Yoriko Yunoki (柚木頼子?, voiced by: Fumiko Orikasa)
Yoriko is a girl who works for the United States Navy. Her rank is Major Yoriko Yunoki. She first meets BPS (Akira) when he is seen walking home after waiting in front of a book store. He explains that the book store clerk only opens when he wants to. She had been following Misao and asked if she could go to her house. She seems to have the same knowledge of computers as Akira and in one episode asks him to join her in the National Guard as her partner. She also asks him to go to America with her, and seems to have strong feelings for Akira as well.
Sae Motoki (本木紗英?, voiced by: Yūko Nagashima)
Sae is Misao's teacher. In an earlier episode she had tried to get Misao together with a boy from grade class. She is later seen drinking in an alley where she meets Akira, whom she hasn't seen since high school. She was being forced to have a marriage interview, and since she didn't want to go she ended up getting drunk in the alley.

Music[edit]

There are two theme songs used in the series. The opening theme (OP) is called "Suddenly" by Naomi Amagata. The closing theme (ED) is "Pure Enough" by Yuki Matsuura.

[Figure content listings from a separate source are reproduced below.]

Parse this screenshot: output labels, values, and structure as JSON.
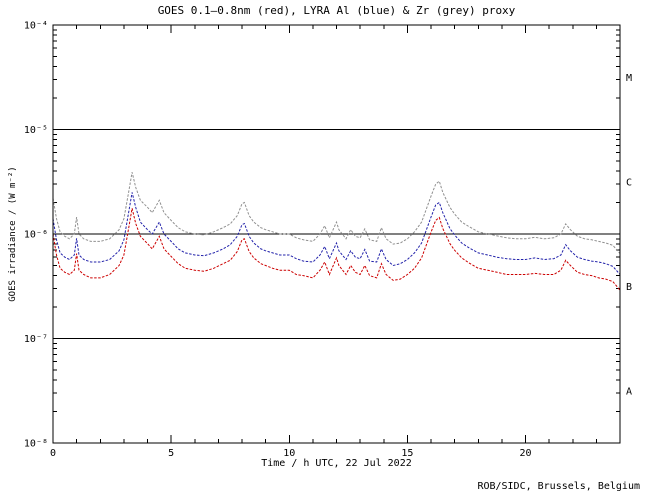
{
  "chart_data": {
    "type": "line",
    "title": "GOES 0.1–0.8nm (red), LYRA Al (blue) & Zr (grey) proxy",
    "xlabel": "Time / h UTC, 22 Jul 2022",
    "ylabel": "GOES irradiance / (W m⁻²)",
    "credit": "ROB/SIDC, Brussels, Belgium",
    "xlim": [
      0,
      24
    ],
    "ylim": [
      1e-08,
      0.0001
    ],
    "ylog": true,
    "grid": false,
    "x_major_ticks": [
      0,
      5,
      10,
      15,
      20
    ],
    "x_minor_step": 1,
    "y_tick_exponents": [
      -8,
      -7,
      -6,
      -5,
      -4
    ],
    "y_tick_labels": [
      "10⁻⁸",
      "10⁻⁷",
      "10⁻⁶",
      "10⁻⁵",
      "10⁻⁴"
    ],
    "hlines": [
      1e-05,
      1e-06,
      1e-07
    ],
    "flare_classes": [
      {
        "label": "M",
        "y": 3.16e-05
      },
      {
        "label": "C",
        "y": 3.16e-06
      },
      {
        "label": "B",
        "y": 3.16e-07
      },
      {
        "label": "A",
        "y": 3.16e-08
      }
    ],
    "colors": {
      "goes": "#cc0000",
      "lyra_al": "#2222aa",
      "lyra_zr": "#909090"
    },
    "x": [
      0.0,
      0.15,
      0.3,
      0.5,
      0.7,
      0.9,
      1.0,
      1.1,
      1.3,
      1.6,
      2.0,
      2.4,
      2.8,
      3.0,
      3.2,
      3.35,
      3.5,
      3.7,
      4.0,
      4.2,
      4.5,
      4.7,
      5.0,
      5.3,
      5.6,
      6.0,
      6.4,
      6.8,
      7.2,
      7.5,
      7.8,
      8.0,
      8.1,
      8.3,
      8.5,
      8.8,
      9.0,
      9.3,
      9.6,
      10.0,
      10.3,
      10.6,
      11.0,
      11.3,
      11.5,
      11.7,
      12.0,
      12.1,
      12.4,
      12.6,
      12.8,
      13.0,
      13.2,
      13.4,
      13.7,
      13.9,
      14.1,
      14.4,
      14.7,
      15.0,
      15.3,
      15.6,
      16.0,
      16.2,
      16.35,
      16.5,
      16.8,
      17.0,
      17.3,
      17.6,
      18.0,
      18.4,
      18.8,
      19.2,
      19.6,
      20.0,
      20.4,
      20.8,
      21.2,
      21.5,
      21.7,
      21.9,
      22.2,
      22.5,
      22.8,
      23.1,
      23.4,
      23.7,
      24.0
    ],
    "series": [
      {
        "id": "lyra_zr",
        "name": "LYRA Zr proxy (grey)",
        "color": "#909090",
        "values": [
          2.2e-06,
          1.4e-06,
          1.05e-06,
          9.5e-07,
          9e-07,
          1e-06,
          1.45e-06,
          1e-06,
          9e-07,
          8.5e-07,
          8.5e-07,
          9e-07,
          1.1e-06,
          1.4e-06,
          2.5e-06,
          3.9e-06,
          2.8e-06,
          2.1e-06,
          1.8e-06,
          1.6e-06,
          2.1e-06,
          1.6e-06,
          1.35e-06,
          1.15e-06,
          1.05e-06,
          1e-06,
          9.8e-07,
          1.05e-06,
          1.15e-06,
          1.25e-06,
          1.5e-06,
          1.95e-06,
          2e-06,
          1.5e-06,
          1.3e-06,
          1.15e-06,
          1.1e-06,
          1.05e-06,
          1e-06,
          1e-06,
          9.2e-07,
          8.8e-07,
          8.5e-07,
          1e-06,
          1.2e-06,
          9.2e-07,
          1.3e-06,
          1.1e-06,
          9e-07,
          1.1e-06,
          9.5e-07,
          9.2e-07,
          1.12e-06,
          8.8e-07,
          8.5e-07,
          1.15e-06,
          9e-07,
          8e-07,
          8.2e-07,
          9e-07,
          1.05e-06,
          1.3e-06,
          2.3e-06,
          3e-06,
          3.2e-06,
          2.5e-06,
          1.8e-06,
          1.55e-06,
          1.3e-06,
          1.18e-06,
          1.05e-06,
          1e-06,
          9.6e-07,
          9.2e-07,
          9e-07,
          9e-07,
          9.3e-07,
          9e-07,
          9.2e-07,
          1e-06,
          1.25e-06,
          1.1e-06,
          9.5e-07,
          9e-07,
          8.8e-07,
          8.5e-07,
          8.2e-07,
          7.8e-07,
          6.5e-07
        ]
      },
      {
        "id": "lyra_al",
        "name": "LYRA Al (blue)",
        "color": "#2222aa",
        "values": [
          1.4e-06,
          8.8e-07,
          6.6e-07,
          6e-07,
          5.7e-07,
          6.3e-07,
          9.1e-07,
          6.3e-07,
          5.7e-07,
          5.4e-07,
          5.4e-07,
          5.7e-07,
          6.9e-07,
          8.8e-07,
          1.6e-06,
          2.5e-06,
          1.8e-06,
          1.3e-06,
          1.1e-06,
          1e-06,
          1.3e-06,
          1e-06,
          8.5e-07,
          7.2e-07,
          6.6e-07,
          6.3e-07,
          6.2e-07,
          6.6e-07,
          7.2e-07,
          7.9e-07,
          9.5e-07,
          1.23e-06,
          1.26e-06,
          9.5e-07,
          8.2e-07,
          7.2e-07,
          6.9e-07,
          6.6e-07,
          6.3e-07,
          6.3e-07,
          5.8e-07,
          5.5e-07,
          5.4e-07,
          6.3e-07,
          7.6e-07,
          5.8e-07,
          8.2e-07,
          6.9e-07,
          5.7e-07,
          6.9e-07,
          6e-07,
          5.8e-07,
          7.1e-07,
          5.5e-07,
          5.4e-07,
          7.2e-07,
          5.7e-07,
          5e-07,
          5.2e-07,
          5.7e-07,
          6.6e-07,
          8.2e-07,
          1.45e-06,
          1.9e-06,
          2e-06,
          1.6e-06,
          1.13e-06,
          9.8e-07,
          8.2e-07,
          7.4e-07,
          6.6e-07,
          6.3e-07,
          6e-07,
          5.8e-07,
          5.7e-07,
          5.7e-07,
          5.9e-07,
          5.7e-07,
          5.8e-07,
          6.3e-07,
          7.9e-07,
          6.9e-07,
          6e-07,
          5.7e-07,
          5.5e-07,
          5.4e-07,
          5.2e-07,
          4.9e-07,
          4.1e-07
        ]
      },
      {
        "id": "goes",
        "name": "GOES 0.1–0.8nm (red)",
        "color": "#cc0000",
        "values": [
          1e-06,
          6.3e-07,
          4.7e-07,
          4.3e-07,
          4.1e-07,
          4.5e-07,
          6.5e-07,
          4.5e-07,
          4.1e-07,
          3.8e-07,
          3.8e-07,
          4.1e-07,
          5e-07,
          6.3e-07,
          1.13e-06,
          1.76e-06,
          1.26e-06,
          9.5e-07,
          8.1e-07,
          7.2e-07,
          9.5e-07,
          7.2e-07,
          6.1e-07,
          5.2e-07,
          4.7e-07,
          4.5e-07,
          4.4e-07,
          4.7e-07,
          5.2e-07,
          5.6e-07,
          6.8e-07,
          8.8e-07,
          9e-07,
          6.8e-07,
          5.9e-07,
          5.2e-07,
          5e-07,
          4.7e-07,
          4.5e-07,
          4.5e-07,
          4.1e-07,
          4e-07,
          3.8e-07,
          4.5e-07,
          5.4e-07,
          4.1e-07,
          5.9e-07,
          5e-07,
          4.1e-07,
          5e-07,
          4.3e-07,
          4.1e-07,
          5e-07,
          4e-07,
          3.8e-07,
          5.2e-07,
          4.1e-07,
          3.6e-07,
          3.7e-07,
          4.1e-07,
          4.7e-07,
          5.9e-07,
          1.04e-06,
          1.35e-06,
          1.44e-06,
          1.13e-06,
          8.1e-07,
          7e-07,
          5.9e-07,
          5.3e-07,
          4.7e-07,
          4.5e-07,
          4.3e-07,
          4.1e-07,
          4.1e-07,
          4.1e-07,
          4.2e-07,
          4.1e-07,
          4.1e-07,
          4.5e-07,
          5.6e-07,
          5e-07,
          4.3e-07,
          4.1e-07,
          4e-07,
          3.8e-07,
          3.7e-07,
          3.5e-07,
          2.9e-07
        ]
      }
    ]
  }
}
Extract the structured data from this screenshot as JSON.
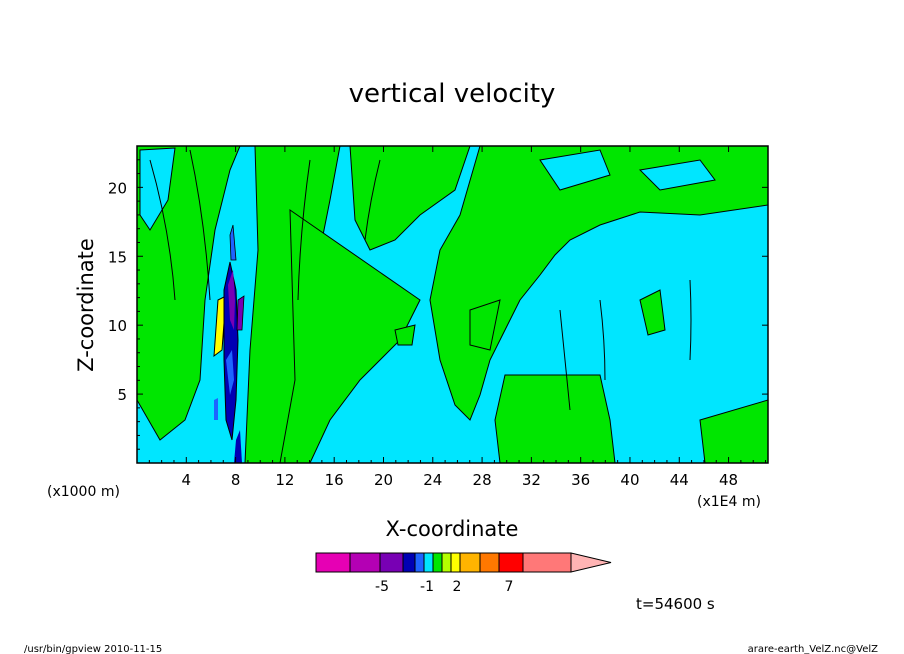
{
  "chart_data": {
    "type": "heatmap",
    "title": "vertical velocity",
    "xlabel": "X-coordinate",
    "ylabel": "Z-coordinate",
    "x_axis_unit": "(x1000 m)",
    "x_axis_unit2": "(x1E4 m)",
    "x_ticks": [
      "4",
      "8",
      "12",
      "16",
      "20",
      "24",
      "28",
      "32",
      "36",
      "40",
      "44",
      "48"
    ],
    "y_ticks": [
      "5",
      "10",
      "15",
      "20"
    ],
    "xlim": [
      0,
      51.2
    ],
    "ylim": [
      0,
      23
    ],
    "grid": false,
    "colorbar": {
      "colors": [
        "#e600b4",
        "#b400b4",
        "#7800b4",
        "#0000b4",
        "#1e64ff",
        "#00e6ff",
        "#00e600",
        "#b4ff00",
        "#ffff00",
        "#ffb400",
        "#ff7800",
        "#ff0000",
        "#ff7878",
        "#ffb4b4"
      ],
      "tick_labels": [
        "-5",
        "-1",
        "2",
        "7"
      ],
      "extend": "max"
    },
    "annotation": "t=54600 s"
  },
  "footer": {
    "left": "/usr/bin/gpview   2010-11-15",
    "right": "arare-earth_VelZ.nc@VelZ"
  }
}
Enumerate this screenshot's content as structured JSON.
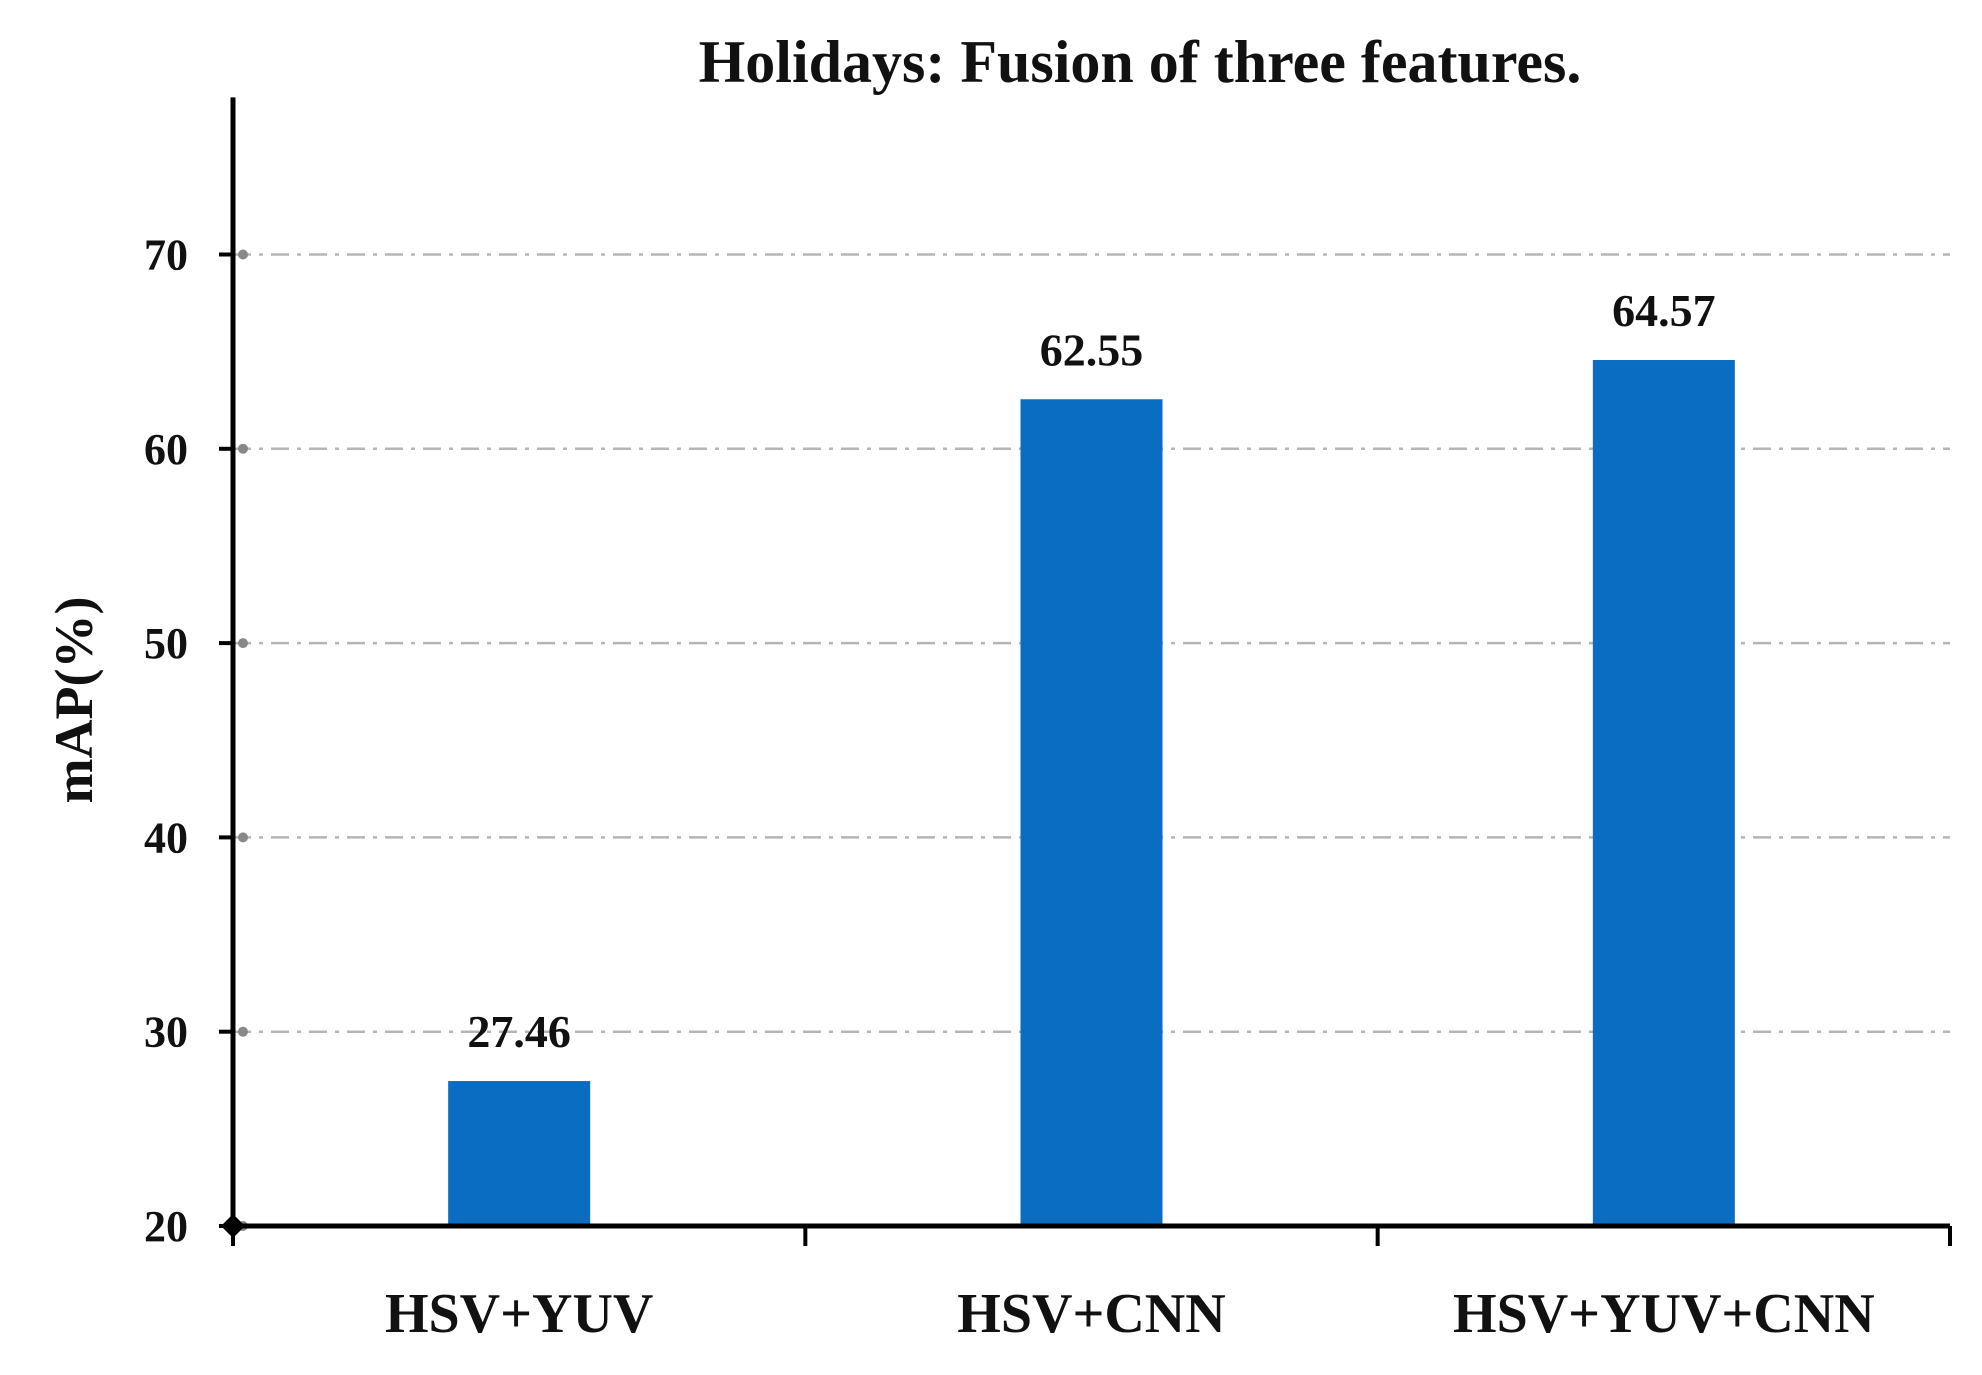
{
  "chart_data": {
    "type": "bar",
    "title": "Holidays: Fusion of three features.",
    "xlabel": "",
    "ylabel": "mAP(%)",
    "categories": [
      "HSV+YUV",
      "HSV+CNN",
      "HSV+YUV+CNN"
    ],
    "series": [
      {
        "values": [
          27.46,
          62.55,
          64.57
        ]
      }
    ],
    "data_labels": [
      "27.46",
      "62.55",
      "64.57"
    ],
    "ylim": [
      20,
      75
    ],
    "yticks": [
      20,
      30,
      40,
      50,
      60,
      70
    ],
    "ytick_labels": [
      "20",
      "30",
      "40",
      "50",
      "60",
      "70"
    ],
    "grid": "horizontal dash-dot",
    "legend": "none",
    "colors": {
      "bar": "#0a6dc2",
      "grid": "#b5b5b5",
      "axis": "#000000",
      "text": "#111111"
    }
  }
}
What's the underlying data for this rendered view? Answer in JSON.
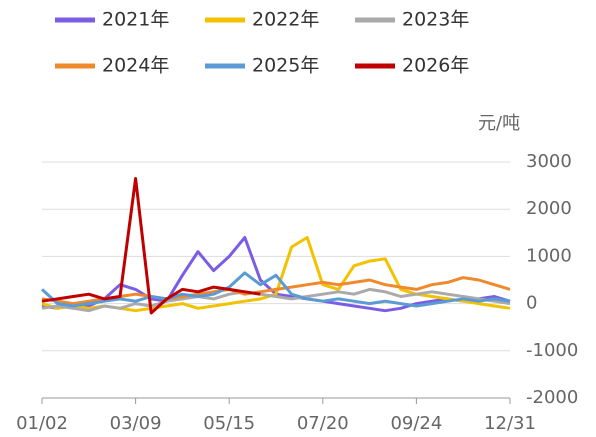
{
  "chart_data": {
    "type": "line",
    "y_unit": "元/吨",
    "categories": [
      "01/02",
      null,
      null,
      null,
      null,
      null,
      "03/09",
      null,
      null,
      null,
      null,
      null,
      "05/15",
      null,
      null,
      null,
      null,
      null,
      "07/20",
      null,
      null,
      null,
      null,
      null,
      "09/24",
      null,
      null,
      null,
      null,
      null,
      "12/31"
    ],
    "series": [
      {
        "name": "2021年",
        "color": "#7b5ce5",
        "values": [
          -50,
          -100,
          0,
          -50,
          100,
          400,
          300,
          100,
          50,
          600,
          1100,
          700,
          1000,
          1400,
          500,
          200,
          150,
          100,
          50,
          0,
          -50,
          -100,
          -150,
          -100,
          0,
          50,
          100,
          50,
          100,
          150,
          50
        ]
      },
      {
        "name": "2022年",
        "color": "#f2c200",
        "values": [
          0,
          -100,
          -50,
          -100,
          -50,
          -100,
          -150,
          -100,
          -50,
          0,
          -100,
          -50,
          0,
          50,
          100,
          200,
          1200,
          1400,
          400,
          300,
          800,
          900,
          950,
          300,
          200,
          150,
          100,
          50,
          0,
          -50,
          -100
        ]
      },
      {
        "name": "2023年",
        "color": "#aaaaaa",
        "values": [
          -100,
          -50,
          -100,
          -150,
          -50,
          -100,
          0,
          -50,
          50,
          100,
          150,
          100,
          200,
          250,
          200,
          150,
          100,
          150,
          200,
          250,
          200,
          300,
          250,
          150,
          200,
          250,
          200,
          150,
          100,
          50,
          0
        ]
      },
      {
        "name": "2024年",
        "color": "#f0892b",
        "values": [
          100,
          50,
          0,
          50,
          100,
          150,
          200,
          150,
          100,
          150,
          200,
          250,
          300,
          200,
          250,
          300,
          350,
          400,
          450,
          400,
          450,
          500,
          400,
          350,
          300,
          400,
          450,
          550,
          500,
          400,
          300
        ]
      },
      {
        "name": "2025年",
        "color": "#5b9bd5",
        "values": [
          300,
          0,
          -50,
          0,
          50,
          100,
          50,
          150,
          100,
          200,
          150,
          200,
          350,
          650,
          400,
          600,
          200,
          100,
          50,
          100,
          50,
          0,
          50,
          0,
          -50,
          0,
          50,
          100,
          50,
          100,
          50
        ]
      },
      {
        "name": "2026年",
        "color": "#c00000",
        "values": [
          50,
          100,
          150,
          200,
          100,
          150,
          2650,
          -200,
          100,
          300,
          250,
          350,
          300,
          250,
          200,
          null,
          null,
          null,
          null,
          null,
          null,
          null,
          null,
          null,
          null,
          null,
          null,
          null,
          null,
          null,
          null
        ]
      }
    ],
    "ylim": [
      -2000,
      3000
    ],
    "yticks": [
      -2000,
      -1000,
      0,
      1000,
      2000,
      3000
    ],
    "grid": true,
    "yaxis_position": "right",
    "legend": "top"
  }
}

Thanking the viewers[edit]

The final episode of the show made the unusual step of explicitly apologizing for ending the series, not only the local Japanese viewers, but also those in the fansub community: It was addressed to "those who enjoy the show on TV, and to those outside the broadcast area who took special measures to watch the show on their PC monitors, and to everyone who watched it subtitled overseas without permission."[1]

References[edit]

  1. ^ "Anxious times in the cartoon underground". Retrieved 2007-11-03.